The problem with the entire scenario was not just the false identity but the people assumed there was no grief through the model’s poses in front of the camera. A widow’s grief is measured through her clothes and mannerisms. Even if the model was Smriti, why doesn’t a woman have the agency to dress up the way she wants and flaunt herself? Why even today, do we need to see a widow vulnerable and in tears? Why does grief need to be visibly apparent?

What does a woman own?

Smriti’s problems did not end with the world judging her but extended to her home. Anshuman Singh’s parents alleged that Smriti had left their home with the Kirti Chakra, a photo album and Rs. 1 crore. Mr Ravi Pratap Singh and Manju Singh claim that their daughter-in-law doesn’t live with them anymore and receives most of the entitlements after their son’s death. 

Anshuman’s father alleges Smriti has moved to her Gurdaspur home from Lucknow with their son’s clothes, a cherished photo album, and Kirti Chakra. Manju Singh agrees to these statements and adds, ‘On July 5, I attended the award ceremony at Rashtrapati Bhavan with Smriti. When we were leaving the event, upon the insistence of Army officers, I held Kirti Chakra for a photo once. But after that, Smriti took the Kirti Chakra from my hands.’

Source: News24

In an episode of benevolence, the couple admitted that they had suggested Smriti to marry their other son, as Smriti and Anshuman were married for just 5 months and did not have a child. The parents have reduced 8 years of relationship to just 5 months of nuptial relationship because marriage is a socially acceptable institution and love holds no such importance. The simplicity of the statement is scary, the suggestion that a man and a woman are bonded for life and if the man dies, he could be replaced by a brother.

The Manusmriti says, ‘On failure of issue (by her husband) a woman who has been authorised, may obtain, (in the) proper (manner prescribed), the desired offspring by (cohabitation with) a brother-in-law or (with some other) Sapinda (of the husband).

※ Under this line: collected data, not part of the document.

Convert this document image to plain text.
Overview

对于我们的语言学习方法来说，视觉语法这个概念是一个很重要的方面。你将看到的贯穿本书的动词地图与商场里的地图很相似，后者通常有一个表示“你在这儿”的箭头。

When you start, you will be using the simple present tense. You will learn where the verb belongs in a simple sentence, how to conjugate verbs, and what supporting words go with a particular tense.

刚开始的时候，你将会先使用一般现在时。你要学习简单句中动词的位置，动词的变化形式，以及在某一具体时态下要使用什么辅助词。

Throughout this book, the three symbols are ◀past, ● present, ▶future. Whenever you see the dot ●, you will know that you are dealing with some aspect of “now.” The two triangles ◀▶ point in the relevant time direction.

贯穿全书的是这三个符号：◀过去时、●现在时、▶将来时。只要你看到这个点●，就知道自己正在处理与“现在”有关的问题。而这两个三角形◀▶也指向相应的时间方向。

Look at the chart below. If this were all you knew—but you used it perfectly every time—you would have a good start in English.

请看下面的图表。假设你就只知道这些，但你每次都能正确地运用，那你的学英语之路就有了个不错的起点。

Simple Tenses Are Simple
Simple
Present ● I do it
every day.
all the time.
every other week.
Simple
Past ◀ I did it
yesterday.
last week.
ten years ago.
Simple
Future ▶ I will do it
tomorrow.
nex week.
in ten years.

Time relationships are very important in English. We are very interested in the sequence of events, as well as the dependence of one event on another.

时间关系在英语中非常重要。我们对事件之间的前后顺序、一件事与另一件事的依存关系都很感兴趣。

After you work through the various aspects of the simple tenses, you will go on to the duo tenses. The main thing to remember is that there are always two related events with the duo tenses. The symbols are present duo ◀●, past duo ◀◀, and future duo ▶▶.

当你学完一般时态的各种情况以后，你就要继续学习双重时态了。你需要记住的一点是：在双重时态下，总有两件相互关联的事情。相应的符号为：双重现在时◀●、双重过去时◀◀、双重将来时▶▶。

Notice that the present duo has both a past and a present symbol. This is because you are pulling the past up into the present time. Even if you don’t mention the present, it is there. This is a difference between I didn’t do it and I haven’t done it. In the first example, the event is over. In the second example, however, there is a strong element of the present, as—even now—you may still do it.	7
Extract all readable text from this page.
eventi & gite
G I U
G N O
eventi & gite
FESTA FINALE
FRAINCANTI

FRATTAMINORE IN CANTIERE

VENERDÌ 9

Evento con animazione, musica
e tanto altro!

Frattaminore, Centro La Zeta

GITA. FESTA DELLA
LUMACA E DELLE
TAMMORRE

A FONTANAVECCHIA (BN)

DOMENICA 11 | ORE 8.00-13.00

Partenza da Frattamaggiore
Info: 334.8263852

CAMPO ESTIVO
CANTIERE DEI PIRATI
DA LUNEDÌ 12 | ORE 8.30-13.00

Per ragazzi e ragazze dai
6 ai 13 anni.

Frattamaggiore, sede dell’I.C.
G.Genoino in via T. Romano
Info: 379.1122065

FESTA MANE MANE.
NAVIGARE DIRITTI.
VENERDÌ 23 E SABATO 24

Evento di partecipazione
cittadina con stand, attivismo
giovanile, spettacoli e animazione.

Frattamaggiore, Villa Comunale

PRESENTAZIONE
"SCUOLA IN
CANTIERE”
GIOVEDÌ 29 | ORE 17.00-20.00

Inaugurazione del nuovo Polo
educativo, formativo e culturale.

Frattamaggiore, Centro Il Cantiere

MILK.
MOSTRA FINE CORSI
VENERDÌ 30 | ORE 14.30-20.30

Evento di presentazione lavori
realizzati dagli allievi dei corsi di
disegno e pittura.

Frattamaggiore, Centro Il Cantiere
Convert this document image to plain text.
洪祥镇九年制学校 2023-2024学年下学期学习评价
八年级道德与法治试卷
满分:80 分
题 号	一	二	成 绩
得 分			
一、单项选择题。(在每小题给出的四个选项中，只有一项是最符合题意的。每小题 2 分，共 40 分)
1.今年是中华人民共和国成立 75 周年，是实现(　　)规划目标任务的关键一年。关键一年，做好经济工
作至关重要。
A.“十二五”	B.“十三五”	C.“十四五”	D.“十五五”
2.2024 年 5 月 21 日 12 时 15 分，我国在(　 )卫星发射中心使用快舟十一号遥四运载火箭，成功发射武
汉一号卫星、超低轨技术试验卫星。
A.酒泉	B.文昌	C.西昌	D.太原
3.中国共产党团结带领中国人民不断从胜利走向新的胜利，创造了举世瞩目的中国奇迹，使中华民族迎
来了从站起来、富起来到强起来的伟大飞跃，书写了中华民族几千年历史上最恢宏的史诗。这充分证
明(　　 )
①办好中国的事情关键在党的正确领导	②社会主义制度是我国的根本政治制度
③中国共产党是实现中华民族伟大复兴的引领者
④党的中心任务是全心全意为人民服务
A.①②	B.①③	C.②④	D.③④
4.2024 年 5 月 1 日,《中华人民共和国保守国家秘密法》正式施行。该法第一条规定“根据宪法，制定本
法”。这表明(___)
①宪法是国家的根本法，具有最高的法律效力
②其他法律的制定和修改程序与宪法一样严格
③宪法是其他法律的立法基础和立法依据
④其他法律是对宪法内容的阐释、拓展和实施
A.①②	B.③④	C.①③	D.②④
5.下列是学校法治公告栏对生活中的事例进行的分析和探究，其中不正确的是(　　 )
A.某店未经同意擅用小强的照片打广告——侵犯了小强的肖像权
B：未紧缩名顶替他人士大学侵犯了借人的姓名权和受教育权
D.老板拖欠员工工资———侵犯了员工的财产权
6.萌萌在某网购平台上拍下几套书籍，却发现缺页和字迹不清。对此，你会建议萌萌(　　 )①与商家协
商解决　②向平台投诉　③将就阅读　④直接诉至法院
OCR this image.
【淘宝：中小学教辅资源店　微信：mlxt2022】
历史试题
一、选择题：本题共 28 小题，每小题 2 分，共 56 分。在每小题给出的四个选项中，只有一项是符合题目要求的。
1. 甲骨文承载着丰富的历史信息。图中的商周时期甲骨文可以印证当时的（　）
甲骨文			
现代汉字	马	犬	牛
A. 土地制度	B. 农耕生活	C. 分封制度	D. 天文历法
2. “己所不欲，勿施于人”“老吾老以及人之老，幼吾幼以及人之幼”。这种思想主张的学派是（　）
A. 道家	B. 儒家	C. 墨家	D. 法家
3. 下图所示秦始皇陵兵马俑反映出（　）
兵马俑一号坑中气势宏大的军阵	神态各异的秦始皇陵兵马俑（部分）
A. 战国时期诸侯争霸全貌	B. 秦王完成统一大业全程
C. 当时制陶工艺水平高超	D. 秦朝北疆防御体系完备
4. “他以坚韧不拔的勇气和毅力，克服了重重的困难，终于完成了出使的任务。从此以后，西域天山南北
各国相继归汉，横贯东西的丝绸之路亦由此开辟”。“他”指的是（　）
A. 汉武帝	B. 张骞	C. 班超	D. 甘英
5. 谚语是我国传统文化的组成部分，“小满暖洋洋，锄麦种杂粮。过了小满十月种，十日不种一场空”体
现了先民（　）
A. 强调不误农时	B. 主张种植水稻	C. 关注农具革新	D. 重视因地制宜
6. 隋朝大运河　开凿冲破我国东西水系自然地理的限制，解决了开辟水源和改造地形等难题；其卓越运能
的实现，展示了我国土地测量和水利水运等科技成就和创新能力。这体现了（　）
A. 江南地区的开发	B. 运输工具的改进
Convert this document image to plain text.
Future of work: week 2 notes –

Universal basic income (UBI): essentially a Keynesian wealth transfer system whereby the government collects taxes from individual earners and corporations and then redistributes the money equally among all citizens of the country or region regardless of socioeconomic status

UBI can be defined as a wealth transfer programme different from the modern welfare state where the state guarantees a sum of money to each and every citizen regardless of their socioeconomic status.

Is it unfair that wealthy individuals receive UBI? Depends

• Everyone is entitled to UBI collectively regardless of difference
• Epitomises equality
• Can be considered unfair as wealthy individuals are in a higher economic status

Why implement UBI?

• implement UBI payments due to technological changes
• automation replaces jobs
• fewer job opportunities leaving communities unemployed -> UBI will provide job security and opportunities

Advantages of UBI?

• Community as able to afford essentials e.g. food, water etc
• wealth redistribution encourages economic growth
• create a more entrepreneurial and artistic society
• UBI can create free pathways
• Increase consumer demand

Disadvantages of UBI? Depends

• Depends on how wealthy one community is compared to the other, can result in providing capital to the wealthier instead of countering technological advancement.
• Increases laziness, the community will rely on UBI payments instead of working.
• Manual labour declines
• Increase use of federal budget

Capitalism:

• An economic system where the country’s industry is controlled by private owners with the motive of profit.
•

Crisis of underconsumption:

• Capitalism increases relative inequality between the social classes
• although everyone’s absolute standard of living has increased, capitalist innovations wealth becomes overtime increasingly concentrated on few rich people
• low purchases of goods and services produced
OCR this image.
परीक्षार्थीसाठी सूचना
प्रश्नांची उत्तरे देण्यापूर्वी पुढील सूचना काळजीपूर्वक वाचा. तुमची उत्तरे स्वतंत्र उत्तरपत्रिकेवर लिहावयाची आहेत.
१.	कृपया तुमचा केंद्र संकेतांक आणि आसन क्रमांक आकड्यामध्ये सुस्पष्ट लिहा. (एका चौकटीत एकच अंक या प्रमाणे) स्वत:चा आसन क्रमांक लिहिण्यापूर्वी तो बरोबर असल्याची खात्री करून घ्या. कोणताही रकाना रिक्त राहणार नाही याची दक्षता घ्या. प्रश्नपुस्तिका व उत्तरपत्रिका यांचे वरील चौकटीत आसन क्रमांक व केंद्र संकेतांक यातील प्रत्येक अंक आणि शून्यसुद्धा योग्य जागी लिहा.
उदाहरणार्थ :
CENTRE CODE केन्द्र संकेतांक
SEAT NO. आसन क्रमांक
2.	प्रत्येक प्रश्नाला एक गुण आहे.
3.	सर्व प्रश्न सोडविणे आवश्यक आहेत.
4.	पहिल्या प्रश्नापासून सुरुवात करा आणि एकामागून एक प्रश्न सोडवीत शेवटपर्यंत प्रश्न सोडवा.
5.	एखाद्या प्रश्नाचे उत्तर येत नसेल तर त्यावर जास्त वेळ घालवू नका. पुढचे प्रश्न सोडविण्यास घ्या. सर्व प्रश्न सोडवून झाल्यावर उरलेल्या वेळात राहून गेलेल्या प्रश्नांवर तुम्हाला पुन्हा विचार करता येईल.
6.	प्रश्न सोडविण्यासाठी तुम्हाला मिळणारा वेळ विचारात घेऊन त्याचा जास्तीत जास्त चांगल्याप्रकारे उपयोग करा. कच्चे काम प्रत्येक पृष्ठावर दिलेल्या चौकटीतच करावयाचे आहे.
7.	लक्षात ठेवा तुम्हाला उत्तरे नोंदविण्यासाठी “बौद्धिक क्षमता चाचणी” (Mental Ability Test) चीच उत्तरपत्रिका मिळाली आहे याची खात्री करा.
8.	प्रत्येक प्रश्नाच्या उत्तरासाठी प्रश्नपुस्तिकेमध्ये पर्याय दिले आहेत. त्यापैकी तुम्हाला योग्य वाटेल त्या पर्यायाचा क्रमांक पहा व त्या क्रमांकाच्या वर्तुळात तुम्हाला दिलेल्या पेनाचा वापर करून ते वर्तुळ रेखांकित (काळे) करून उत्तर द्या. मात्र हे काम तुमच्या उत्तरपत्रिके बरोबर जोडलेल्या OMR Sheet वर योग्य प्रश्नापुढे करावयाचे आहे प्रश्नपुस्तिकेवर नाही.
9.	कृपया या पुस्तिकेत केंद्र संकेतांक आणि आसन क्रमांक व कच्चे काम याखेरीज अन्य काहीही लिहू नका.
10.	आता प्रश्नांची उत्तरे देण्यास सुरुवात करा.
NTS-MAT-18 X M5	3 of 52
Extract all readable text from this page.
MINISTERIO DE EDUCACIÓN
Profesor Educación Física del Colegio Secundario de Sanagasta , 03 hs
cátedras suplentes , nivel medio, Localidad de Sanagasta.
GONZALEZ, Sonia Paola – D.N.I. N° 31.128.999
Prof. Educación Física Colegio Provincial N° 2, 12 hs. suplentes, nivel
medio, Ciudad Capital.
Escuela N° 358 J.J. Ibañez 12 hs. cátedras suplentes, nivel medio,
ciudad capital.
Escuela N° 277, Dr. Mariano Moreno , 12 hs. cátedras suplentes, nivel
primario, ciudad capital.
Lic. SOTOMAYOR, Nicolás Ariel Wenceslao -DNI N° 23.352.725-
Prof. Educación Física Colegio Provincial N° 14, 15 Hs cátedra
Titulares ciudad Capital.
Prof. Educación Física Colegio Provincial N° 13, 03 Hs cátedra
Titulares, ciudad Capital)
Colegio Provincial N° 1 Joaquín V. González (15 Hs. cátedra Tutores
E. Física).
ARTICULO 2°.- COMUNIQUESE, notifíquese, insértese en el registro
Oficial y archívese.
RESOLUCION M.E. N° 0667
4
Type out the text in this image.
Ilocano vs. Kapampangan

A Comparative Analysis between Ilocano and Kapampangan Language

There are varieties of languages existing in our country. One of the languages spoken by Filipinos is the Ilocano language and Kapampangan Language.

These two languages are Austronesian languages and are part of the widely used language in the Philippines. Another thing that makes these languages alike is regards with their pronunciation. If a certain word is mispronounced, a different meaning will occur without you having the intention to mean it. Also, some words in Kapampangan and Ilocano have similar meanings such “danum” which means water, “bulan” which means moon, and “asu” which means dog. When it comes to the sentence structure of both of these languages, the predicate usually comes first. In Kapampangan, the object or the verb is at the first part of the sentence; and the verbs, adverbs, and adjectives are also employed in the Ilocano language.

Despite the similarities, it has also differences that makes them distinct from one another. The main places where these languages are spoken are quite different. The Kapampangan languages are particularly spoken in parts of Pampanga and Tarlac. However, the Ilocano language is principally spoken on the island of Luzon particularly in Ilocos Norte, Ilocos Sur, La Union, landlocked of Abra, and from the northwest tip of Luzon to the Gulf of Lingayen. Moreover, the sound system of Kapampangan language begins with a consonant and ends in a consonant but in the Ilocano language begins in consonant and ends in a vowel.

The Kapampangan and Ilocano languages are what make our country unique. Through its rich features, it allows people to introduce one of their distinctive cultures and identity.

It is the twenty-first century and we are still depending on archaic patriarchal texts. These texts that map our conscience sub-consciously decide how we act. Marrying the brother is not just advised because there is no child, but also because there is money involved. The assertion that Smriti has taken the entire sum of one crore rupees is both worrying and unnecessary.

The Army is clear in its Next of Kin rule. When a soldier is newly appointed, the NOK is the parent.

The Army is clear in its Next of Kin rule. When a soldier is newly appointed, the NOK is the parent. After marriage, the spouse supersedes them as NOK (next of kin). In Anshuman’s case also his will reflects that he wanted to divide the lump sum of one crore halfway between his parents and his wife, and the pension to go to his wife. She was not just a legal companion but a lover, they had dreamt of a future they could not live and to reduce all of this to a debate of who deserves the better part of the martyr’s money is vicious.

Smriti Singh has maintained a dignified silence. She hasn’t spoken to media houses and seems to be in no hurry to say her piece, but it is the society that must answer her. How can a martyr’s wife be hounded by lewd comments and salacious remarks? Have we lost all sense of respect and boundaries while treating women? Does a widow need to be judged on how she carries her widowhood or what memory she claims to be hers? 

Source: Quora

All these questions reverberate and the echoes fill the ecosystem of a failed patriarchy. Toxic masculinity and the need to possess any woman is scary especially when it comes to widows. How does a widow survive in this time and what can she do to be accepted?